Au moins, j’avais la satisfaction de savoir que je manquerais à deux personnes ici. Mina m’embrassa la main et me souhaita bon courage, puis recula. Keedan était impatient de partir et il nous le faisait bien comprendre. Son étalon piétinait, tout aussi pressé de galoper que son maître.
Puis nous prîmes la route. Nous traversâmes la cour déserte.
Cependant, avant d’avoir franchis le portail, je me contorsionnais dans les bras du guerrier pour jeter un œil derrière nous.
En haut des marches, sur le pas de la Grande Porte, se tenaient deux silhouettes. La plus petite était sans aucun doute Mina. La seconde ressemblait à s’y méprendre à Syl’via. Les deux silhouettes me firent un signe de la main.
De fatigue et de tristesse de devoir les quitter, les larmes roulèrent sur mes joues, puis ne s’interrompirent plus. Je me mis à sangloter en silence alors que les réminiscences de la douloureuse torture que j’avais me revenaient en mémoire. Je n’avais jamais rien subit de pareil ici. J’avais bien été battu une ou deux fois, mais ce n’était en rien comparable.
Royal se mit au trot, et je finis par ravaler mes sanglots.

Nous parcourrions le chemin de terre à une allure régulière. Parfois la pluie s’intensifiait puis se tarissait quelques temps.
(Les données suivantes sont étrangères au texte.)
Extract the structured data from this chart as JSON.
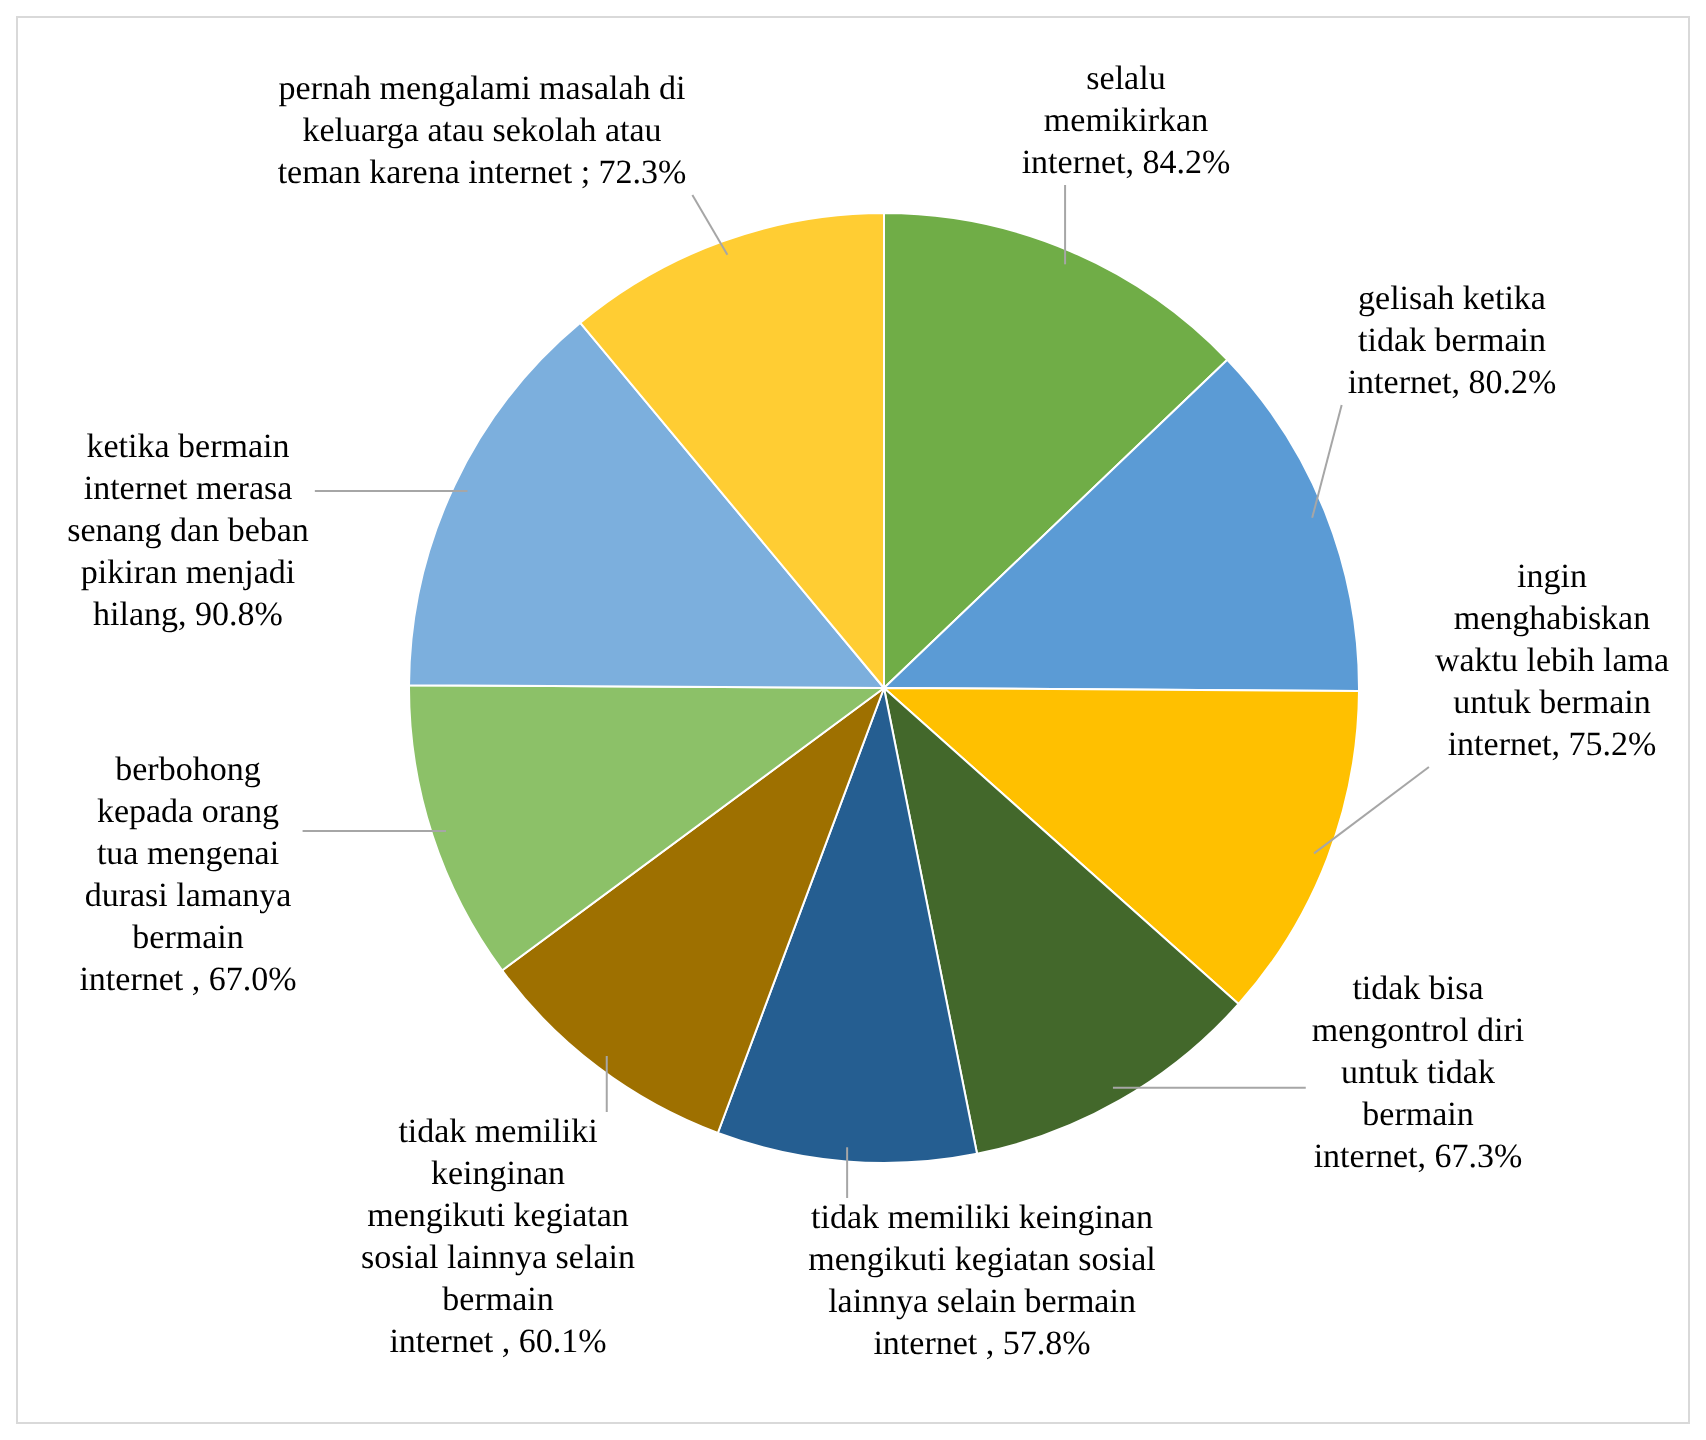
{
  "chart_data": {
    "type": "pie",
    "categories": [
      "selalu memikirkan internet",
      "gelisah ketika tidak bermain internet",
      "ingin menghabiskan waktu lebih lama untuk bermain internet",
      "tidak bisa mengontrol diri untuk tidak bermain internet",
      "tidak memiliki keinginan mengikuti kegiatan sosial lainnya selain bermain internet",
      "tidak memiliki keinginan mengikuti kegiatan sosial lainnya selain bermain internet",
      "berbohong kepada orang tua mengenai durasi lamanya bermain internet",
      "ketika bermain internet merasa senang dan beban pikiran menjadi hilang",
      "pernah mengalami masalah di keluarga atau sekolah atau teman karena internet"
    ],
    "values": [
      84.2,
      80.2,
      75.2,
      67.3,
      57.8,
      60.1,
      67.0,
      90.8,
      72.3
    ],
    "value_labels": [
      ", 84.2%",
      ", 80.2%",
      ", 75.2%",
      ", 67.3%",
      " , 57.8%",
      " , 60.1%",
      " , 67.0%",
      ", 90.8%",
      " ; 72.3%"
    ],
    "colors": [
      "#70ad47",
      "#5b9bd5",
      "#ffc000",
      "#43682b",
      "#255e91",
      "#9e7000",
      "#8cc168",
      "#7cafdd",
      "#ffcd33"
    ],
    "legend": false
  }
}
Nous restions tout deux silencieux. Lui me maintenait fermement, au cas où je ne bascule de côté, mais il ne semblait pas vouloir me retenir.
Les minutes s’écoulèrent, durant lesquelles je me sentais curieusement vaseuse et déphasée. Les sons me parvenaient étouffés. Mes sensations étaient comme engourdies ; pourtant, les couleurs et les détails de ce qui m’entouraient apparaissaient d’une précision incroyable, plus délicats, avec une finesse surprenante. Les choses avaient une résonance et j’avais le sentiment de communiquer avec chaque brin d’herbe, chacun des souffles du vent, chaque respiration animale. Un rêve m’aurait certainement donné la même impression de fausse réalité. Car c’est ce que je pensais ; rien n’aurai pu mieux expliquer comment je me sentais.
Je sentais mon destrier à l’arrière, et je savais sans le voir qu’il avait les oreilles attentives et en avant, à l’affût d’un ordre. Je dénichais l’écureuil dans l’arbre à deux pas avant qu’il ne saute de sa branche. J’entendais les huit sabots heurter le sol tendre dans une harmonie doucereuse.
Les brins d’herbes s’inclinaient à notre passages.
Les branches basses des arbres se courbaient comme pour m’inviter à m’enfoncer dans les broussailles. Tout était bruyant de vie, de murmures et de chuchotements. La nature frétillaient littéralement autour de nous. J’avais le sentiment que la forêt entière était peuplée de fées heureuse de me voir.
Et puis subitement, tout s’arrêta. Tout disparu. Le monde devint de nouveau flou, grossier, silencieux et fade. La fatigue m’envahit comme une chape de plomb et dans un dernier long soupir, je m’endormis.